One of the more curious observations was from our riders who had spent considerable time on their 146” Lynx Xterrain sleds they had. They all commented on how much lighter the Backcountry X and X-RS felt in comparison, how much easier it was to tip them up (Xterrain is a wide front end) and how good the cMotion X rear suspension performed in comparison. This surprised us. The fact of the matter was we weren’t getting into terrain that was nasty enough to truly appreciate what the Lynx was capable of and the improved cMotion X could pretty much handle anything and everything that we wanted it to do.
Even when you compare the ride from the cMotion X to the Gen4 cMotion you will find the biggest single improvement in the sled for 2024. This skid flat out works through the bumps, it transfers weight well (not quite as abruptly as the previous skid) to pop up out of the snow and can drop the skis back down in a balanced manner to give you the cornering confidence you are looking for. So, the claim of improving on-trail performance while maintaining off-trail capability seems to be valid. The rear of the rails are still tipped up slightly but the sled does feel longer when cornering than a 137” Renegade. In comparison, a Polaris Switchback Assault feels shorter than the Backcountry, something we attribute to the slightly greater rail tip-up angle of the Polaris. This is comparing the same 146” lengths and 1.6” Cobra lug heights on both.
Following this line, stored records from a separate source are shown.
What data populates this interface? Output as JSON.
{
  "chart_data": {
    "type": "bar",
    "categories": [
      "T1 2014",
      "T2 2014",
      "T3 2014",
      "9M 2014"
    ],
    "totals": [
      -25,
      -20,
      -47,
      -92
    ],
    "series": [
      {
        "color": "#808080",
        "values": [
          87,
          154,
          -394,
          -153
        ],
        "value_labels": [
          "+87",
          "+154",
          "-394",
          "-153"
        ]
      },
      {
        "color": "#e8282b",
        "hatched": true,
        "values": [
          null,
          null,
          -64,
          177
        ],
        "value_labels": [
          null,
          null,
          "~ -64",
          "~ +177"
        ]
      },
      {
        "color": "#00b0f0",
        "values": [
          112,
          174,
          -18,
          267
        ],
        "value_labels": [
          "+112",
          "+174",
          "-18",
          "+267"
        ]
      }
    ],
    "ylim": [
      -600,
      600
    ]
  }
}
When it comes to X-RS vs. X package it was pretty much one of shock packages and suspension calibration more than anything else. Most everyone should be familiar with the added adjustability of the X-RS and the ability to take on even bigger terrain at higher speeds with the better shock package. Where the X comes with KYB 36 Plus shocks front and center and KYB Pro 36 in the rear the X-RS comes with adjustable KYB Pro 36 EA-3 (3-position clicker) shocks up front and larger diameter KYB Pro 40 EA-3 at center and rear. In simple terms, only the rear shock is adjustable on the X where all four shocks are adjustable on the X-RS. All of these are rebuildable and revalvable aluminum body shocks. The X-RS has additional rail reinforcements also.
To sum it up, Ski-Doo has truly improved their Backcountry X and X-RS in many ways with the migration to the Gen5 platform. It’s quieter, smoother, more compliant and better balanced with broader performance capability across a wider range of conditions, on- and off-trail, with (arguably) one of the very best suspension packages available from anybody. What it really comes down to is how well this added capability lines up with your typical riding conditions and your own personal preferences. Truth be known, a deep lug longer track sled will always work better in deeper snow but will always be worse on any type of trail. For that matter, a shorter track length and wider front end will always work better on-trail but be far worse in deeper snow. But, if you swing both ways and want the broadest range of capabilities the Backcountry sleds are now even better. If you truly ride off-trail as much as you do on-trail then this is the ticket. Even if you like to run the ungroomed trails and forest roads more than anything else this is going to be a superior choice!